Rather than targeting the crowded coffee shop market, Nespresso have positioned themselves as a luxury coffee company in home and office settings. Along with your first order they send you a little booklet that really flowers up the whole coffee experience, describing each aspect of the coffee making experience in amazing detail. They have profiles of all the ‘Nespresso Experts’, the individuals involved at all the different stages of the coffee making process, and everything in the booklet seems designed to mythologise and ritualise the coffee drinking process, arousing all the sensory characteristics of coffee.
They explain how to distinguish between the different aromas, notes, body and flavours, how the different roasts affect the intensity, and really encourage the user to take their appreciation of coffee to the next level (their regular magazine also features countless articles promoting the ‘art of coffee’).

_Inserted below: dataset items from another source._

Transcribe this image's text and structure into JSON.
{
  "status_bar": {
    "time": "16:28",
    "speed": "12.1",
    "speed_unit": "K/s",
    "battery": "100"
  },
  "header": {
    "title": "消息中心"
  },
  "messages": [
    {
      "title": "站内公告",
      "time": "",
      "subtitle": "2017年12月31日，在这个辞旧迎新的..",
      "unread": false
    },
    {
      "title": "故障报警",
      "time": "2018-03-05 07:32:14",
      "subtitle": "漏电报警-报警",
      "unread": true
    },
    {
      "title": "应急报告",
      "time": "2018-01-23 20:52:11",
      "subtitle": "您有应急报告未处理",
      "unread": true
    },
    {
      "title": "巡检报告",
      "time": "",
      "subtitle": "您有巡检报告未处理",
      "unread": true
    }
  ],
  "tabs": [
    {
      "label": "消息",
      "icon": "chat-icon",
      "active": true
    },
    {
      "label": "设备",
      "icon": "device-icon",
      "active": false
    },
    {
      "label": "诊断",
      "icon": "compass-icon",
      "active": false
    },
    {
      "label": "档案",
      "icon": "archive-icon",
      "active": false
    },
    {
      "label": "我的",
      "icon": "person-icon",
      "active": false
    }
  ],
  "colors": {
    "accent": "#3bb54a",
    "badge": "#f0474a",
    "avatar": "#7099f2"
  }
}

Let’s face it; on one level this is all very pretentious stuff. Charlie Brooker has derided the magazine Nespresso send out as “an aspirational lifestyle marketing exercise by desperate lunatics”, and indeed, many aspects of Nespresso’s marketing mythologise and ritualise the coffee drinking process to absurdity. Then again, wine and whiskey experts are equally pretentious, so why shouldn’t Nescafe jump on the bandwagon?
Criticisms aside, there’s actually a really powerful psychological aspect of turning consumers into knowledgeable experts. Nam, Wang and Lee (2012) investigated the different criteria on which expert and novice consumers make their choices when buying electronic goods, and I believe these differences can be generalised to other goods as well.

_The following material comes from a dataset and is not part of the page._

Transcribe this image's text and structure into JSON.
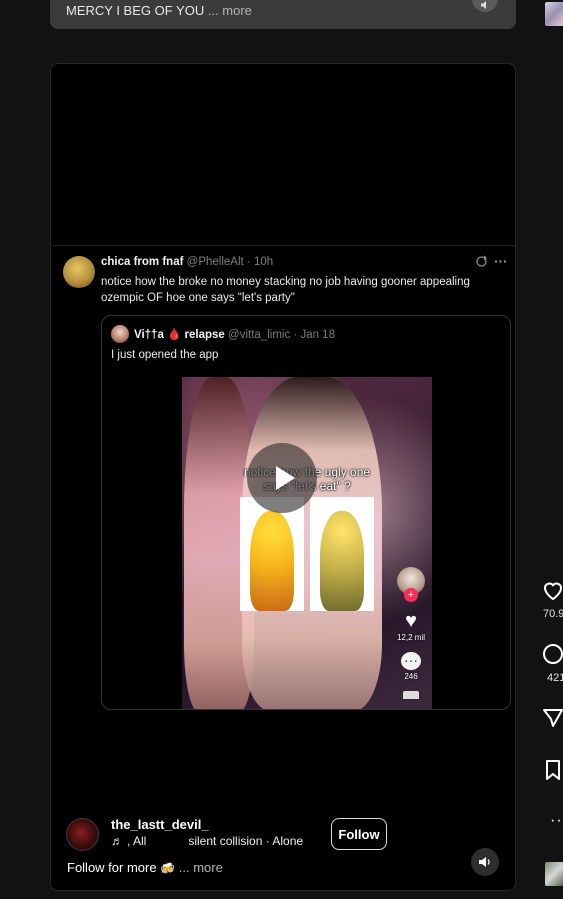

Novice consumers base their choices on differences in basic features that are easy to compare. So, in the case of coffee, a novice might make a choice between a cappuccino or an Americano, which taste very different, and differ strongly in bitterness. In contrast, experts base their choices on more specific, unique attributes of a product. Crucially however, the consumer need to first be made aware of and understand these unique attributes, and this can then change their buying behaviour.
For example, the authors of this study found that the novices reliance on easy to compare features, (known as alignable features) could be attenuated when they were motivated or provided with greater category knowledge. Essentially, increasing novice consumers’ knowledge led to consumers using unique, non-alignable attributes as their basis of judgements.
Nespresso exemplify this perfectly. By making their customers more aware of the subtleties and differences between different types of espresso, they are providing their customers with knowledge and motivation to become coffee experts, and in doing so, are potentially changing the way that their customers judge coffee, in alignment with Nespresso’s model of having a wide range of espresso coffees that differ in a number of subtle ways.
Clearly, the idea of informing and educating the consumer, turning them into experts is a powerful one, which has many implications for the way that companies design and market products.